NOVELTIES & SOUVENIRS--Day 4

"Snow" from John Crowley's collection Novelties & Souvenirs is a miracle of memory, nostalgia, loss, and rather amazing writing. The story is so fragile, mimicking its subject matter, that when I first read it I thought for sure I would not be thinking about it weeks later, and yet I am. It's true that the story exists only because of a SF gimmick, but the more I remembered the beautiful little moments in "Snow" the less I cared.

Basically, in Crowley's imagined near-future the rich can buy a kind of "wasp"--a flying electronic recording device that follows a person throughout their entire life. The recording is then downloaded to a monitor and the "videotape" displayed at the person's gravesite/mausoleum. Mourners can access the images, but due to the way the information is collected, there are certain limitations, certain ways in which the images decay.

The narrator of "Snow" is the now slightly aging ex-lover of Georgie, a rich woman who sponsore his writing attempts but who more or less kept him as her own personal gigolo. Passages like these reveal so much character-wise, while seeming casual, effortless.

Now that [my] looks are all but gone, I can look back on myself as a young hunk and see that I was in a way a rarity, a type that you also run into more often among women than men, the beauty unaware of his beauty, aware that he affects women profoundly and more or less instantly but doesn't know why; thinks he is being listened to and understood, that his soul is being seen,when all that's being seen is long-lashed eyes and a strong, square tanned wrist turning in a lovely gesture, stubbing out a cigarette.


I love the end of that section, the "strong, square tanned wrist turning in a lovely gesture, stubbing out a cigarette." Somehow, even without it being said, you can see an expensive watch on that wrist. You can see the callowness of the character as well.

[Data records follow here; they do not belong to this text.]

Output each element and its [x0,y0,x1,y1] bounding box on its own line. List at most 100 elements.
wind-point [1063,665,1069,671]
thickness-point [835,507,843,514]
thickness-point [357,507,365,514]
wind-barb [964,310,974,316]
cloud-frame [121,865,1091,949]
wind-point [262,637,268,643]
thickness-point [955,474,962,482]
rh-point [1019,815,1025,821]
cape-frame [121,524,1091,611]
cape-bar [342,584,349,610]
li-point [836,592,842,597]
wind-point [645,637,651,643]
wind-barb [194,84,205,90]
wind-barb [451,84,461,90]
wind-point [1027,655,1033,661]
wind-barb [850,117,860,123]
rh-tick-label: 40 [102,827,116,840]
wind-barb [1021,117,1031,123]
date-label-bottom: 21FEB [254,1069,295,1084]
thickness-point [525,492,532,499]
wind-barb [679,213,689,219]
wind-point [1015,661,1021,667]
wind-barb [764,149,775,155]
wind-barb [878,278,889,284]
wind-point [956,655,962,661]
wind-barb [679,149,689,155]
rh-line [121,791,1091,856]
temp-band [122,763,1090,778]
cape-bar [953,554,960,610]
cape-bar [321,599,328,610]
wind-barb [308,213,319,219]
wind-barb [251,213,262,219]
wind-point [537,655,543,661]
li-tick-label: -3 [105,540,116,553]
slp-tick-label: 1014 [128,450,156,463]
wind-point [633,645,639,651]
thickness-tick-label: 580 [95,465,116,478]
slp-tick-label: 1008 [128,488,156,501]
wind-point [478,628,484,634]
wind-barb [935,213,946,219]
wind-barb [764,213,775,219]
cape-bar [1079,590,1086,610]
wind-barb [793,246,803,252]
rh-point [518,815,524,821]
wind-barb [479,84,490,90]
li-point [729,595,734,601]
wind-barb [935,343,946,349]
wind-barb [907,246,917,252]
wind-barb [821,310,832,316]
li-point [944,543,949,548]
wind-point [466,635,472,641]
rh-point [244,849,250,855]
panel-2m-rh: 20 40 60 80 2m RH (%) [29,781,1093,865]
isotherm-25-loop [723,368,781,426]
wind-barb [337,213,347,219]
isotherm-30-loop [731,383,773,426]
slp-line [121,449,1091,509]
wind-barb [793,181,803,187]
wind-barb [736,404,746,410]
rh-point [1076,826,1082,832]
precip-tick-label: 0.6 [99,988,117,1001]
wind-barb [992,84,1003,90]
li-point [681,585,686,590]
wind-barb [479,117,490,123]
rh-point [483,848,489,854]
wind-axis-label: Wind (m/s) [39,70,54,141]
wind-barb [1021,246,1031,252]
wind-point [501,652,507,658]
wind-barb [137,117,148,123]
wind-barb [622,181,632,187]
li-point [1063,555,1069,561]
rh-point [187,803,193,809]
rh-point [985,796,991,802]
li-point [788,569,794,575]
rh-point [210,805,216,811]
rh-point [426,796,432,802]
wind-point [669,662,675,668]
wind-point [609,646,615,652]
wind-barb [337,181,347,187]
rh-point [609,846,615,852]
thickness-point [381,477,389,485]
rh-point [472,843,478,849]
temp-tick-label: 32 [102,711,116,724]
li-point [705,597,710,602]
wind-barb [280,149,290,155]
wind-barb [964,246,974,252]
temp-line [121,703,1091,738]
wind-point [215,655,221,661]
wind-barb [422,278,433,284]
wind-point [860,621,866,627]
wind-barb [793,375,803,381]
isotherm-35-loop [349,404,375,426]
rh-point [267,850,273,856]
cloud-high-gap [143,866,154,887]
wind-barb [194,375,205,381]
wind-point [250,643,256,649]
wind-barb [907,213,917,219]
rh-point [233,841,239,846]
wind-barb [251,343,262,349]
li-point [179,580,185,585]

Now searching for more meaning in his life, the narrator accesses the memories of Georgie, who has since died. He does so in a place deader than a graveyard:

Now, after some hundreds of hours spent there underground, now when I have long ceased to go through those doors...I know that the solitude I felt myself to be in was real. The watchers around me, the listeners I sensed in other chambers, were mostly my imagination. There was rarely anyone there. These tombs were as neglected as any tombs anywhere usually are. Either the living did not care to attend much on the dead--when have they ever?--or the hopeful buyers of the contracts had come to discover the flaw in the access concept: as I discovered it, in the end.


The best parts of the story are the accessed memories--the minimalistic way in which Crowley writes those sections just underscores the fleeting nature of our memories. One of the most telling details comes when the narrator writes that he can no longer distinguish between his own memories and the ones imposed on him by what he has viewed. It's at this level, among others, that we identify with the story--how many times have images, videotaped or still, replaced our own memories. Until finally we are living someone else's version of events, in a sense.

I'd love to quote more from this story, but I really think anyone who hasn't read it should pick up this collection and read it immediately, so I'm in no hurry to spoil "Snow" for anyone.


(Evil Monkey: "So...yesterday I'm told you thought a guy trimming grass with a weedwacker was actually a guy walking his squirrel on a leash." Jeff: "It was early. I was tired. The handle on the weedwacker was pretty thin, looked like a leash." Evil Monkey: "Hmmm. Okay. So--holding up okay? Any word from...certain quarters?" Jeff: "No, of course not. It's Sunday. Geez." Evil Monkey: "Dude. I've never mistaken a weedwacker for a squirrel on a leash." Jeff: "You have no limbs. Shut up.")

2 Comments:

At 7:04 PM, Anonymous Anonymous said...

Robert:

You make a really good point. Crowley does, in fact, invest the "wasp" with a kind of personality. I didn't really mean to make it sound like this was a bad thing in the story. I think in the hands of most writers the wasp *would* be a gimmick. It would be the MacGuffin, in a sense. But Crowley escapes this trap. It's true the story couldn't exist without the wasp, but so what? I like your description of Crowley's writing.

It's funny--I've had so much trouble getting into Crowley's novels, but I'm enjoying his short fiction so much. I really hope that when I return to his novels I'll have found the key to them.

JeffV

 
At 5:42 PM, Anonymous Anonymous said...

This story sounds very much like the new Robin Williams movie(I don't remember the title). Do you know if that movie is based on Crowley's story? If he is not credited, it sounds like he should be.